While Davis was pursuing a legal resolution, supporters of the bookstore made good on their vow to fight to save the bookstore.
“When folks begin to attack our cultural institutions, they attack our very existence here in San Francisco,” said Ed Donaldson, a housing activist with the Alliance of Californians for Community Empowerment. “We cannot tolerate it. We have to stand up and fight.”
Archbishop King of the St. John Coltrane Church is also active in the alliance. “We are refusing to let Marcus Books close,” King said. “The Sweises see this building as a profit to turn. We see what they’re doing as a destruction of the African American community.”
So the alliance began turning up the heat on the new owners to sell back the building they bought just two months earlier. More than 16,000 people have signed an online petition backing the bookstore.
On Sunday, June 16, several dozen supporters of the bookstore went to the Sweises’ church, the St. Nicholas Orthodox Christian Church in Diamond Heights, where the Sweises are deacon and sub-deacon. They took along signs that read: “Pray the Sweises do the right thing: Save Marcus Books.”

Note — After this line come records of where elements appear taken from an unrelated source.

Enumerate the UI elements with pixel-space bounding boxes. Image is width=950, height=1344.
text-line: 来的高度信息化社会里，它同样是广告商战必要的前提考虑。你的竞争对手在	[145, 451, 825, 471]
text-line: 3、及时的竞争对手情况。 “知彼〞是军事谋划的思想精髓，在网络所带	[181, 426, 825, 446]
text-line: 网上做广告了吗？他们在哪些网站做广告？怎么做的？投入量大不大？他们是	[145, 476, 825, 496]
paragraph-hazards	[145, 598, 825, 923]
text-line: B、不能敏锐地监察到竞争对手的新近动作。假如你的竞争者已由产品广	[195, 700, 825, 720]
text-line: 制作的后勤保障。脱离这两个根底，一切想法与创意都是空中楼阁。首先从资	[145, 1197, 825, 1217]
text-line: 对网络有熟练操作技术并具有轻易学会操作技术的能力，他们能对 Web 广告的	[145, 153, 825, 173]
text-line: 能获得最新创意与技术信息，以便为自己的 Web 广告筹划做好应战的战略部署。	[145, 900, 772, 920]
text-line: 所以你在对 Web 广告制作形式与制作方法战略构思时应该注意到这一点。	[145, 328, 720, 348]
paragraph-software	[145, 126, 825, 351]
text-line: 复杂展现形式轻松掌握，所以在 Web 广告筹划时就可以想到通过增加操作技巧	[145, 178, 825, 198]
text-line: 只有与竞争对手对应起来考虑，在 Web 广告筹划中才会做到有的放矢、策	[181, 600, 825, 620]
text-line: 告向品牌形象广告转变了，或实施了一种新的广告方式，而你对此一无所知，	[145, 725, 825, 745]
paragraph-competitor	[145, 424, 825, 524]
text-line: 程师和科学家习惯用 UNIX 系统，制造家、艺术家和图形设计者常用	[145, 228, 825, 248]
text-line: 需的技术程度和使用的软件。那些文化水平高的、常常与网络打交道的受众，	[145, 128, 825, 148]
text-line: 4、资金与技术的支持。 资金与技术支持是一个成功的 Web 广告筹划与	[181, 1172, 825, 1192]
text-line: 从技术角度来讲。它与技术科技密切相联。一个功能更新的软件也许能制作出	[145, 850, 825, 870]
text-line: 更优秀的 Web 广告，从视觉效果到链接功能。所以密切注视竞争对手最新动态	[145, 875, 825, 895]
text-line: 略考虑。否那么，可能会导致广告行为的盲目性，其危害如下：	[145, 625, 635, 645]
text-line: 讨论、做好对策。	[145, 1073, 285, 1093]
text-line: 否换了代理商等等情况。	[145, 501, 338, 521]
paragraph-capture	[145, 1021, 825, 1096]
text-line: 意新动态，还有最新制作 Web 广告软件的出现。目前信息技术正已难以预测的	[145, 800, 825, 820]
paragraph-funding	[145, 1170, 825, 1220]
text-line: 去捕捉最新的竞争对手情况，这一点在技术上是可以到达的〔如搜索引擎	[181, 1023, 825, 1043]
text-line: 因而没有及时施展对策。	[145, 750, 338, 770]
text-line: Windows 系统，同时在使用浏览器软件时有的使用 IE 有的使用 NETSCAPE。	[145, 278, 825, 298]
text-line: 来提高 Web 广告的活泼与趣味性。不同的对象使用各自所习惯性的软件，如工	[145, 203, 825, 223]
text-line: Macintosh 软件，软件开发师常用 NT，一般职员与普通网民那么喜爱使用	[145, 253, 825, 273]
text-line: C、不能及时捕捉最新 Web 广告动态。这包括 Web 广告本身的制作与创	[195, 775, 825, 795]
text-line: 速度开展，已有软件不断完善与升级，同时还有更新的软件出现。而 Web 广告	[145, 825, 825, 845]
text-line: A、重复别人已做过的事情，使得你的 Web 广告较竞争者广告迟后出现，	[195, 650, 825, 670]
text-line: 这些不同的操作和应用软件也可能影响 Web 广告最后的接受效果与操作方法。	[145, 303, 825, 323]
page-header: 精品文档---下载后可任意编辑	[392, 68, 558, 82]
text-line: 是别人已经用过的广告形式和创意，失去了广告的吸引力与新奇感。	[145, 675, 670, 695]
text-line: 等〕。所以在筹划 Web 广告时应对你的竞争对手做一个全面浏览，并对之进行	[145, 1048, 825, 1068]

“We expect more from people who are deacon and sub-deacon at a church,” said Gail Meadows, one of the bookstore’s supporters who went to their church.
On July 2, a group of about two dozen supporters went to the Sweises’ neighborhood in South San Francisco to knock on their neighbors’ doors and leave flyers.
“The way many people see this is if the Johnsons and their supporters are not comfortable in their home, why should the Sweises be?” said Donaldson.
Bookstore backers have also called for a boycott and an investigation of two cab companies, Royal and Big Dog, owned by the Sweis family.
“They’re not happy about the community action,” said Davis, the attorney for Marcus Books. “They’re pissed off. We don’t know if they’ll dig in or feel the pressure.”
He added: “At this point they’d have to formally evict the Johnsons, and that could take some time — especially in San Francisco. Are they going to want to do that — to keep going down this long road? Or say screw it, we’ll take a modest profit and keep everyone happy.”
For their part, neither the Sweises nor their attorney have had any public comment about the issue.
Back on Fillmore Street, Karen Johnson is at her usual post at the front of Marcus Books.
“It’s getting to be more promising,” she said. “It really makes me feel good that everyone is speaking some truth that they’ve been touched by this place. I’ve been touched by this place, too. I’m just the clerk where people come in to dip from the lake of black wisdom.”